Its always difficult to come to a consensus on an E3, but if there is one for this year its that it was a bit flat. The bluster of last years Kinect launch was gone, so Microsoft’s conference was about consolidating on the unexpectedly huge sales success of Kinect while trying to convince fans that there might actually be a good game on the system one day. Sony’s apologetic tone was essential as they tried to atone for a catastrophic few months with the PSN debacle, and although they recovered well, the overall tone of their conference was uneven. Nintendo meanwhile introduced a console that even they didn’t fully understand, hoping that confusion from the press and fans would eventually be overcome with innovative game ideas by the time it’s ready to launch. That beings said, it wasn’t all business as usual. There were some genuine surprises. Here’s my top 5:
5. The Mass Effect 3 demo was really bad
This was the E3 of cinematic spectacle, on-rails sections and turrets. The Mass Effect 3 trailer had all three, while having none of the stuff the series fans wanted to see. Fresh ideas were in short supply, there was no signs of the conversation system or actual roleplaying of any sort, no exciting scenes of space-lothario Shepherd getting funky with aliens and few exciting story events to get excited about. Instead, we saw what looked like any other another cover based shooter. It would have taken so little to win the fans of the series over. Just a few of those classic conversation interrupts (like punching reporters or throwing dudes off buildings) would have appeased the fans.
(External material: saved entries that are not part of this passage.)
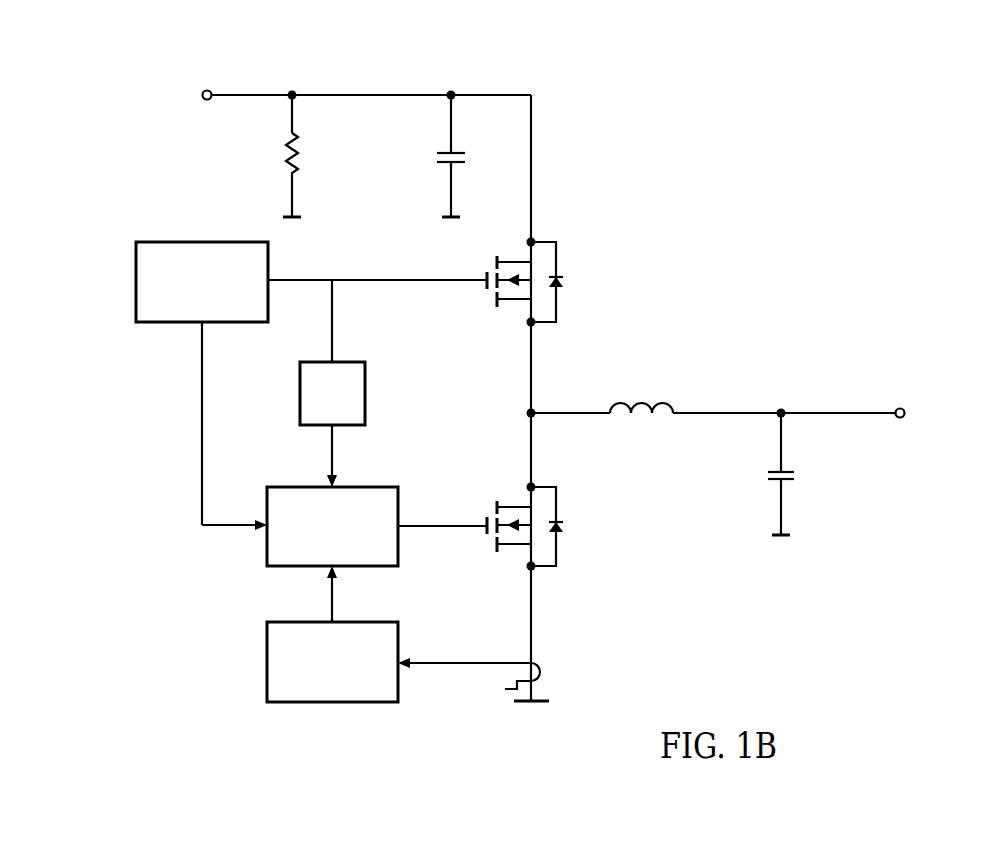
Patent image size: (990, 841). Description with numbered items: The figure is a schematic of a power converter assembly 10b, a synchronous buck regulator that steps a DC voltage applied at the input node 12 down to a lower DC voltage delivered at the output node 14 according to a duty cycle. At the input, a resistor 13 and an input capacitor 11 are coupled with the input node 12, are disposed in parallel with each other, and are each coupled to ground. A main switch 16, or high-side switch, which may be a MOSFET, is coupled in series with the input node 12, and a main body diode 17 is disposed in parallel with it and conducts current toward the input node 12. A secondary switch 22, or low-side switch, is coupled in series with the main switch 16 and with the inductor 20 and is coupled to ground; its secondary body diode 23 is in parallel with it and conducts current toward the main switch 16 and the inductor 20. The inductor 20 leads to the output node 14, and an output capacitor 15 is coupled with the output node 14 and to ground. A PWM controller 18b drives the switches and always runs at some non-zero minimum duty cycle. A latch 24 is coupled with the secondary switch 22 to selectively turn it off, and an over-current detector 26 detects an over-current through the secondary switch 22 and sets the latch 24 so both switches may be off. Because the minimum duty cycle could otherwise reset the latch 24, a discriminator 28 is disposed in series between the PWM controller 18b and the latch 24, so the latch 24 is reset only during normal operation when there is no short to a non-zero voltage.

The power converter assembly 10b is at (804, 99).
The input node 12 is at (205, 76).
The resistor 13 is at (273, 170).
The input capacitor 11 is at (427, 170).
The PWM controller 18b is at (136, 280).
The discriminator 28 is at (332, 393).
The main switch 16 is at (503, 334).
The main body diode 17 is at (593, 283).
The secondary switch 22 is at (503, 579).
The secondary body diode 23 is at (593, 528).
The latch 24 is at (267, 506).
The over-current detector 26 is at (267, 663).
The inductor 20 is at (645, 432).
The output capacitor 15 is at (754, 486).
The output node 14 is at (923, 396).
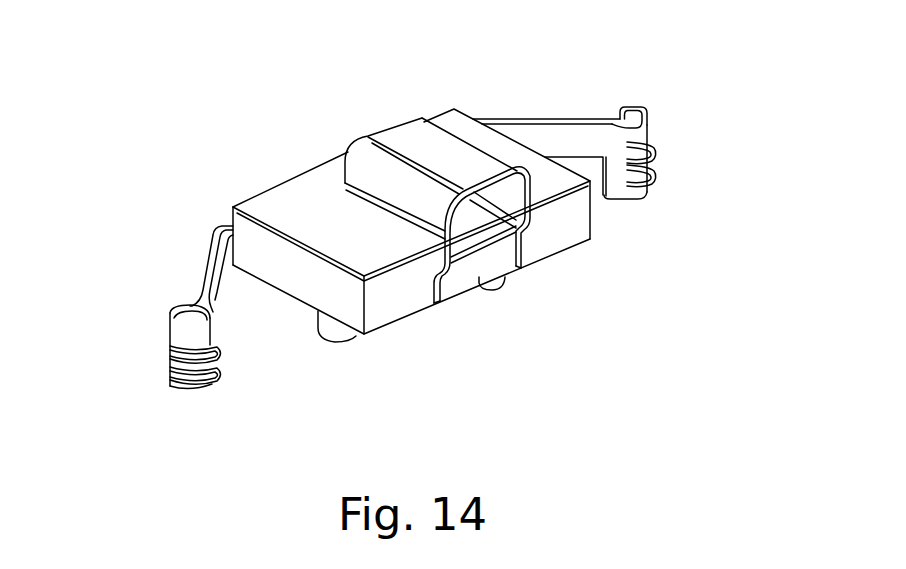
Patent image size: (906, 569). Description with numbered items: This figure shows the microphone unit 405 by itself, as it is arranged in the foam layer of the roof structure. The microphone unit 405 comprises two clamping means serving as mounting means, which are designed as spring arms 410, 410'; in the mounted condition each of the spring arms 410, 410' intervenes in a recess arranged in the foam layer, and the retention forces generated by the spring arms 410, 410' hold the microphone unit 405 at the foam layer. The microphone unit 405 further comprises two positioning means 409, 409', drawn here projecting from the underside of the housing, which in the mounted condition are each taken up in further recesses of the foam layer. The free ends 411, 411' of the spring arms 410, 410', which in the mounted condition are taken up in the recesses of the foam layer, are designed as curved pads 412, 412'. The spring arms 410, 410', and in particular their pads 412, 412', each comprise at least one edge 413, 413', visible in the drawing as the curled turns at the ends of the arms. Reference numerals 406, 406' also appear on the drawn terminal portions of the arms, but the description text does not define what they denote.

Instead, EA and Bioware seem risk averse as they try and tempt the Modern Warfare crowd with big booms and grizzled soldiers solemnly gunning down insurgent aliens. Considering how much they have riding on this, its surprising how badly wrong they got it. With feedback from press and fans overwhelmingly negative, lets just hope the game proper is more fun than this buzz-killing demo made it seem.
4. The Vita price tag
Crap, they finally got something right! I mean, its a largely irrelevant release as smart phones continue to decimate the handheld gaming market while Sony seem to have learned nothing from the technologically mighty but creatively moribund PSP, but come on! For the tech that’s crammed into the device straight out the box, that’s a really competitive price. Really, this should have made much more of a splash than it did. Games fans massively overreact to expensive hardware and under react when its cheap. We’re all a bit negative like that, so most press and fans made a mildly impressed “mmmMMMM” noise, then quickly forgot about this.
What’s impressive is that the Vita clearly outmatches the 3DS technically while competing in the same price range. Industry observers will point out that this didn’t help the PSP defeat the DS. While true last generation, the same may not be true this time around. The 3DS is receiving ports of N64 games while the Vita is getting PS3-quality releases. That’s 3 hardware generations worth of difference.
Don’t get me wrong, handhelds aren’t ever going to be big like the DS was, not for a long time. Considering that the PSP was successful despite being very poorly treated by Sony, the surprisingly cheap Vita may just carve itself a niche as a viable handheld platform.
3. Deus Ex: Human Revolution looks awful
The chat before E3 was that the developers had played the original Deus Ex repeatedly to try and capture the magic of the original. After their E3 demo, it seemed more like they had made a sequel to the much derided second Deus Ex game instead. Technically rough, disappointingly unambitious and playing little like the original, the game ranks as possibly the biggest disappointment of E3. There’s still time for Square to fix this, but it would now be a bigger shock if Human Revolution was actually any good.
2. Prey 2 looks awesome
And from one underwhelming title that’s disappointed everyone to a game that no one expected much from. With an alien-chasing bounty hunter in an utterly bizarre sci-fi setting, Prey 2 couldn’t be much more different to the original. While some story elements cross over (you play as one of the survivors of the crashed jet from the original), it looks and feels like a completely new game. That the same developer could create a game so different is great, but what’s truly impressive is how much better this sequel seems compared to its progenitor. With some amazing verticality to its levels, strong visuals and great gadgets like grappling hooks and jet boots, Prey 2 is just what you want from E3: a game that comes from nowhere and surprises everyone.
1. Ubisoft’s Mr Caffeine shows E3 can still be terrible
So in my list of E3 Fails I got a lot of heat for leaving this guy out. He’s surprising not just because he’s painfully, horribly bad, but because publishers don’t seem to learn. You would think Ubisoft would hire a proper comedian or presenter, but instead we get something so bad it makes a Konami press conference look good. Publishers make the same mistake year-on-year: they misjudge the audience and say or do something that becomes an internet meme before the event is even over. In the run up to this E3 I thought the amount of money behind major software releases mean that every conference would be professional, slick and convincing. Surprisingly enough, E3 this year managed to be as chaotic, embarrassing and hilarious as ever.
Oh well, at least they spawned a new phrase for when something’s painfully, horribly bad. “This years E3 was really Cal-ancey!”